Главным на борту был вовсе не капитан, сидящий в стеклянной рубке, а матрос, который объявлял остановки. Он же, откинув металлическую дверцу, впускал и выпускал пассажиров. А главное — завязывал канат, чтобы удержать катер у пристани на каких-нибудь пару минут. Это он проделывал со сноровкой, достойной восхищения и жалости: мощное движение четко отлажено и абсолютно никчемно, ведь, не успеешь глазом моргнуть, придется повторять то же самое в обратном порядке: отвязывать канат, чтобы катер вышел на середину Большого канала.
В тот день они с Орнеллой сели на вапоретто 82-го маршрута. После Пьяццале Рома на борту почти никого не осталось. Они перебрались на нос. По берегам возвышались уродливые многоэтажные паркинги — преисподняя или неприглядное исподнее большого города. На Большом канале вапоретто был самым крупным судном. Но на широком канале Джудекка, рядом с каким-нибудь огромным ржавым танкером под турецким флагом или греческим плавучим дворцом, предназначенным для сверхроскошных круизов, казался мелкой букашкой. Заходящее солнце согревало охру дворцов и блеклую синеву моря. Но Антуану было зябко — от мелких брызг, водного простора, от того, что он весь день купался в зное и красотах, а теперь этот напор ослабел. Они заплыли далеко и сошли на конечной, у Кьеза-делле-Цителле, «церкви старых дев». Прошлись по набережной и наконец сели прямо на камень. Косые солнечные лучи били в глаза и заливали все вокруг.

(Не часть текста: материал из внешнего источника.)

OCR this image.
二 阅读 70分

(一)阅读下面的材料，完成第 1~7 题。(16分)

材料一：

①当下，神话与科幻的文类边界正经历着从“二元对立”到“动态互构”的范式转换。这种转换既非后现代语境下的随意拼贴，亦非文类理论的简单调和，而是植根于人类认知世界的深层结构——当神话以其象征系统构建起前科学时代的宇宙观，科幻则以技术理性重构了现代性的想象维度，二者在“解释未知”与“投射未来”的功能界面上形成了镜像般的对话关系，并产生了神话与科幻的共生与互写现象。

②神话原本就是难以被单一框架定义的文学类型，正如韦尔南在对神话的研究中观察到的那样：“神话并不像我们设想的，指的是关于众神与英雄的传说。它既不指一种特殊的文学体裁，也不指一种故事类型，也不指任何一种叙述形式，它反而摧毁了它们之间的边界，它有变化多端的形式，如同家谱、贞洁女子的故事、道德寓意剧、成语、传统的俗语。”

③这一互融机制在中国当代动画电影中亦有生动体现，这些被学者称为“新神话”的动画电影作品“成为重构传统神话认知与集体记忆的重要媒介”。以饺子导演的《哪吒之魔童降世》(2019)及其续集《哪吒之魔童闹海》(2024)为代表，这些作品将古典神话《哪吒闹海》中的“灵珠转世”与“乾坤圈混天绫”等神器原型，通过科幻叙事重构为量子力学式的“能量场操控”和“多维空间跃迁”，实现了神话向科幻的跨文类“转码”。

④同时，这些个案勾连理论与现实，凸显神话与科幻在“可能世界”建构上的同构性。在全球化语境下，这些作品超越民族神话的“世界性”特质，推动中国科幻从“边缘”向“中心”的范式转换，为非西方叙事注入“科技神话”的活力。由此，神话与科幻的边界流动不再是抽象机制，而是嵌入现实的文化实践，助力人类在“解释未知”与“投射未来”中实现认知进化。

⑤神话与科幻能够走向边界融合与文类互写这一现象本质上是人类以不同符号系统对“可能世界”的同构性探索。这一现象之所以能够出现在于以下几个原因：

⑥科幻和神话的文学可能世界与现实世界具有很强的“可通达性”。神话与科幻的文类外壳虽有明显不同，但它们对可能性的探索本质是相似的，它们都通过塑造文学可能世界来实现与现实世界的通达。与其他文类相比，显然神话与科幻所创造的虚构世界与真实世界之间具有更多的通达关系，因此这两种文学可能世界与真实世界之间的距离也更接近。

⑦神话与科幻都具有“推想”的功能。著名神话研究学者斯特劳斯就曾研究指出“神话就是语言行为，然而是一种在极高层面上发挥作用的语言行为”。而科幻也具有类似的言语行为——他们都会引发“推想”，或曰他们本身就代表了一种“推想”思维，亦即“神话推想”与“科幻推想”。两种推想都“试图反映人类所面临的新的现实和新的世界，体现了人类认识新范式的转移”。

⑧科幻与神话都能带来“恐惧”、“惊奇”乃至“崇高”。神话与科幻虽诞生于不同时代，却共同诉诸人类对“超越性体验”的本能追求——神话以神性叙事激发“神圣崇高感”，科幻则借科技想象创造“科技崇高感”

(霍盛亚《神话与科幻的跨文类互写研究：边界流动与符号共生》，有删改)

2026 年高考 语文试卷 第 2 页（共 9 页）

Странные отношения установились между ними. Люди они были совсем разные, и отлично это понимали: разные по возрасту, по образу жизни и по взглядам. В Венеции они были вместе, но Венеция лишь усугубляла эту разницу: для Орнеллы это город детства, для Антуана — предмет давней неприязни, которая теперь постепенно развеивалась. Однако они ничуть не тяготились друг другом. Общение было глубоким, но ни к чему не обязывало. Отпущенное им время не годилось тратить на церемонии и стыдливые недомолвки. Они довольно долго просидели молча, как вдруг Орнелла решилась спросить:
— Как ты живешь после того, что случилось?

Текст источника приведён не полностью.